Gerald Goines: Police officer arrested for murder accused of framing 69 cases

AP
AP

A disgraced former Houston Police Officer facing murder charges is suspected of having exploited his position to ensure the wrongful conviction of 69 people.

Gerald Goines was dismissed after he led a botched drug raid resulting in the death of a married couple in January 2019, ABC News reported.

Not only is the former officer facing murder charges as a result of the two deaths, but is now facing allegations that he has been framing individuals for more than a decade.

Houston District Attorney Kim Ogg said on Wednesday that a review of cases Mr Goines played a substantial role in, between 2008 and 2019, found 69 people who may have been convicted on false evidence presented by the then police officer, the report said.

Defence attorney Monique Sparks told ABC News she had maintained suspicions against the officer for a long time and alleged that she has received numerous complaints about Mr Goines’ behaviour.

“I would say that at least for 10 years that I know of, he’s kind of been terrorising the community,” Ms Sparks said on Thursday.

”So they would tell me this and I’m like, ‘OK, what you have to do is make a report and they wouldn’t do it.

“We would tell the prosecution ‘this is what this cop did’ and it was just very hard to catch him or for people to want to take it up the chain.”

Gerald Goines in a photo provided by the Houston Police Department (AP)
Gerald Goines in a photo provided by the Houston Police Department (AP)

Ms Sparks alleged defendants were too scared to file official grievances, claiming most of the people Mr Goines targeted were low-income African Americans.

The 69 cases that Ms Ogg has called for a review of are those that rested solely on Mr Goines’ casework, according to Texas newspaper The Houston Chronicle.

The District Attorney filed a motion requesting judges appoint lawyers for the 69 individuals so they can begin the process of possibly having their convictions overturned.

“We need to clear people convicted solely on the word of a police officer whom we can no longer trust,” Ogg said in a statement, according to ABC News.

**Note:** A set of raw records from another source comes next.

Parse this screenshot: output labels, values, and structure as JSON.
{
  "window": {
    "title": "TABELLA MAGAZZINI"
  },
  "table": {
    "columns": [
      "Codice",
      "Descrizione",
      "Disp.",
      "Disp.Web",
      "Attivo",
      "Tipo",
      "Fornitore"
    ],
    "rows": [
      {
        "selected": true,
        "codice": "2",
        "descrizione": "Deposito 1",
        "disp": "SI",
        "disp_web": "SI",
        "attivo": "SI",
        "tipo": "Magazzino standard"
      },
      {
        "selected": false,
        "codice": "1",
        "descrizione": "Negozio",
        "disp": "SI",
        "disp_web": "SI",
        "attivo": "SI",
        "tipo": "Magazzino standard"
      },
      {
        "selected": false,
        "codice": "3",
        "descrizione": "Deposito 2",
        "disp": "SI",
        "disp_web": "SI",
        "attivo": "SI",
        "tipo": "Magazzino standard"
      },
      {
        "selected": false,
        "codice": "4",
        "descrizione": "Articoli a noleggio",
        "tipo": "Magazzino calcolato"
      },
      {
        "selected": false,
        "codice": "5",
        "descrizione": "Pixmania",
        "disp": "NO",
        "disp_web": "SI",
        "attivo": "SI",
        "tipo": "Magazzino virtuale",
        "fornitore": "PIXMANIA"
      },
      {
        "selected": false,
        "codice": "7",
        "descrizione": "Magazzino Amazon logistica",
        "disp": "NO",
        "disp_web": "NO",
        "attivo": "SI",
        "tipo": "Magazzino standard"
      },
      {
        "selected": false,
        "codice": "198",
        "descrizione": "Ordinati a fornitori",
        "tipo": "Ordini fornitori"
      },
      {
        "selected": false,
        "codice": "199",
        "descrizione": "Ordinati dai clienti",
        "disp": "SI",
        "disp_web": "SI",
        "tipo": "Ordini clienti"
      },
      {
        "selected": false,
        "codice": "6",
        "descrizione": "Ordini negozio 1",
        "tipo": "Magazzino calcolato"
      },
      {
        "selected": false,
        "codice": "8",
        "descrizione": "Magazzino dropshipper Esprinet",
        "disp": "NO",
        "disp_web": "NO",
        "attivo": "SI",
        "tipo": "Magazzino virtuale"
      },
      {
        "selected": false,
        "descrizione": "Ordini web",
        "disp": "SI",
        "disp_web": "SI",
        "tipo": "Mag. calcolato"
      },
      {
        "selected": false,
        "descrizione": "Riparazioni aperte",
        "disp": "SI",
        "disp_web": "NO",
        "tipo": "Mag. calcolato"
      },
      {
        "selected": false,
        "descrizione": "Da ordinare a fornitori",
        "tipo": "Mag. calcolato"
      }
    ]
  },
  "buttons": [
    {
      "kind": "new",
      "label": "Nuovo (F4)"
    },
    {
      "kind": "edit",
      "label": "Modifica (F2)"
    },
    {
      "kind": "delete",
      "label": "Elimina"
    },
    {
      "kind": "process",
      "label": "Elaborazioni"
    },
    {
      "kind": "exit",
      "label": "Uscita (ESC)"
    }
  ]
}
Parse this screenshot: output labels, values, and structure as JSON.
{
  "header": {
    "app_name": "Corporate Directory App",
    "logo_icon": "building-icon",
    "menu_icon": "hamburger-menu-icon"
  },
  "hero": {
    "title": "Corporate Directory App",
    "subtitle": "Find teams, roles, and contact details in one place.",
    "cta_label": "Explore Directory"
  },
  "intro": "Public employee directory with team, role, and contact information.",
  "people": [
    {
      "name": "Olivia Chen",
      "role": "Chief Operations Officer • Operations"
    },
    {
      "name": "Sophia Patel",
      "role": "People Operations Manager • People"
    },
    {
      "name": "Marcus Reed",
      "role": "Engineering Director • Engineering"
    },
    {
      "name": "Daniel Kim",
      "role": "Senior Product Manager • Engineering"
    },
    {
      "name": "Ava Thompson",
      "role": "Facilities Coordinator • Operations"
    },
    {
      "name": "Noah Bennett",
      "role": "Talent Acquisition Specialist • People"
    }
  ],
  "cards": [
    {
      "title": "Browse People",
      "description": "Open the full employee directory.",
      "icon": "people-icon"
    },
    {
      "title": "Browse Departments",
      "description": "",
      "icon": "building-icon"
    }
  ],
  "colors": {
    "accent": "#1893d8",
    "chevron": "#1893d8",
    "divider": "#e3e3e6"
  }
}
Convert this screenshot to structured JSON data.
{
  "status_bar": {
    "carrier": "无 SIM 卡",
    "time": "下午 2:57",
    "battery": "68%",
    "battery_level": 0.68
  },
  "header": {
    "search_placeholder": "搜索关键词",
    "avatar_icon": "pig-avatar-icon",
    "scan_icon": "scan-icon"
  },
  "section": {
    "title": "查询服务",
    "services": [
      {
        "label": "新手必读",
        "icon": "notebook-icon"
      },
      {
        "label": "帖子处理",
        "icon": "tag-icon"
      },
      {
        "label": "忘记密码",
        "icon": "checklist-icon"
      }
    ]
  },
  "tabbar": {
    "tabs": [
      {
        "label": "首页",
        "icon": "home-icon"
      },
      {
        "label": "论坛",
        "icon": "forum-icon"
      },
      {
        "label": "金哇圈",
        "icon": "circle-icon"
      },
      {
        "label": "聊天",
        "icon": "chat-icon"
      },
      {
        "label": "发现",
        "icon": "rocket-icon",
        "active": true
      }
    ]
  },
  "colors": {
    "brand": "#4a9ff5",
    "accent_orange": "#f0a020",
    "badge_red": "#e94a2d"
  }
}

After Mr Goines’ was relieved of duty, prosecutors dismissed dozens of the cases he had worked on, and the investigation into Mr Goines’ casework has been ongoing.

The Houston Chronicle’s report said Mr Goines’ defence attorney hit out at Ogg’s move to have Mr Goines’ convictions overturned.

“She could care less about these defendants,” Nicole DeBorde told the Chronicle. “They’re absolutely treating this differently [from other post-conviction writ cases], and there’s only one reason — they are hard on their push to get people to the polls because she has some worthy opponents.”

Mr Goines is understood to have been a Houston police officer for 25 years and was wounded in the line of duty three times, including on the night of the drug raid that left three other police drug-team members wounded.

The chief of Houston Police, Art Acevedo, speaking at a February 2019 news conference reported by KTRK, alleged Mr Goines lied in an affidavit that allowed him to carry out a no-knock raid of the couple’s home.

Authorities said Mr Goines is suspected to have falsely written in the sworn document that a confidential informant conducted two drug purchases of black tar heroin at the couple’s residence according to documents filed in Harris County District Court, ABC News said.

One of the former police officers colleagues, Steven Bryant, was also charged with tampering with a government document.

Mr Goines and Mr Bryant have both pleaded not guilty to the state and federal charges filed against them.